• When preparing vegetables for everyday dishes, don’t throw away the trimmings. Woody stalks, onion skins, carrot ends all add wonderful flavours to a stock base. Pop the trimmings in a freezer bag and store in the freezer until you have enough to boil up for a stock or soup.
• When you are preparing a meal, save any meat trimmings, including bones, or bits of fat that still have meat attached. While cooking the meal at hand, place the meat trimmings in a saucepan of water and boil. Add leftover vegetable trimmings from the freezer, and continue boiling gently for as long as possible.
• Remove from heat, cool for a short while, and then pour the hot stock liquid through a sieve, and into a glass container. Seal with a lid, and then cool on bench until suitable temperature for freezing.
• The stock is now fully prepared.
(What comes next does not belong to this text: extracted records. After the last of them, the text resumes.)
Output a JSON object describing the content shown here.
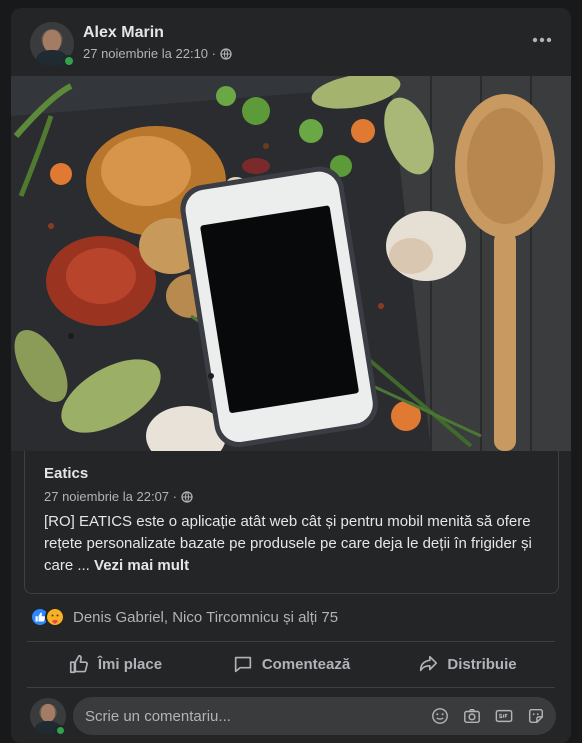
{
  "post": {
    "author": "Alex Marin",
    "timestamp": "27 noiembrie la 22:10 ·",
    "privacy_icon": "globe-icon",
    "more_icon": "more-horizontal-icon",
    "more_label": "•••"
  },
  "shared_link": {
    "title": "Eatics",
    "timestamp": "27 noiembrie la 22:07 ·",
    "text": "[RO] EATICS este o aplicație atât web cât și pentru mobil menită să ofere rețete personalizate bazate pe produsele pe care deja le deții în frigider și care ...",
    "see_more": "Vezi mai mult"
  },
  "reactions": {
    "icons": [
      "like-icon",
      "care-icon"
    ],
    "names": "Denis Gabriel, Nico Tircomnicu și alți 75"
  },
  "actions": {
    "like": "Îmi place",
    "comment": "Comentează",
    "share": "Distribuie"
  },
  "comment_box": {
    "placeholder": "Scrie un comentariu...",
    "tools": [
      "emoji-icon",
      "camera-icon",
      "gif-icon",
      "sticker-icon"
    ]
  },
  "colors": {
    "background": "#18191a",
    "card": "#242526",
    "text_primary": "#e4e6eb",
    "text_secondary": "#b0b3b8",
    "accent_like": "#2d88ff",
    "online": "#31a24c"
  }
}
As it cools, the fat will rise to the top and form a distinct layer that can easily be removed before use. You will be left with a full flavoured, low-fat stock that can quickly and easily be defrosted for use in any meal.
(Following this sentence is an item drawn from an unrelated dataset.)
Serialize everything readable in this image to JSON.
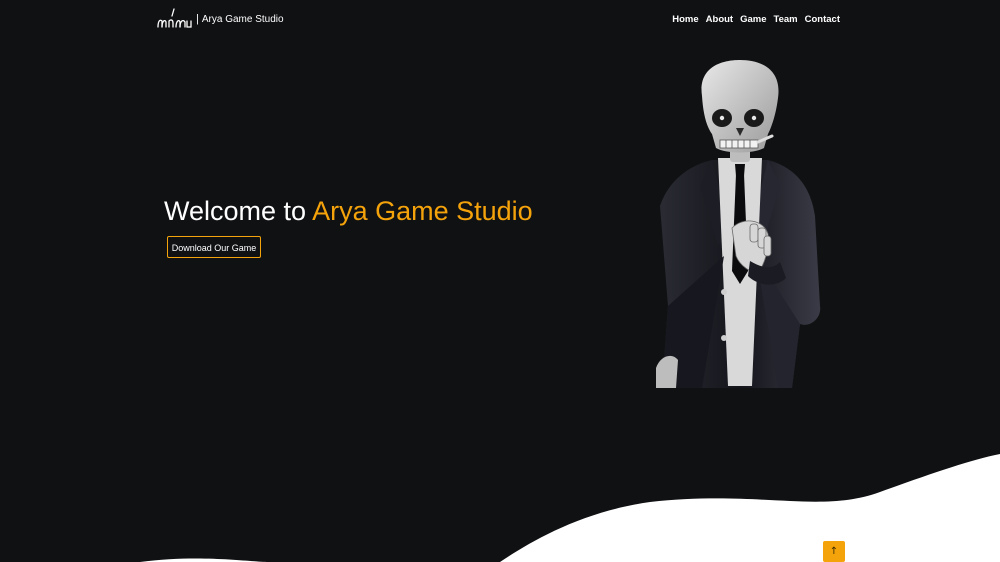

• Try boiling up the ham bone after Christmas and use the ham stock in spaghetti Bolognese or lasagne dishes.
• To make a lovely seafood udon style soup, buy green prawns, boil gently until cooked. Remove prawns, peel, and store. Return the prawn heads and shells to the water, add vegetable trimmings, and spices. Boil stock for immediate use, or prepare and freeze for later.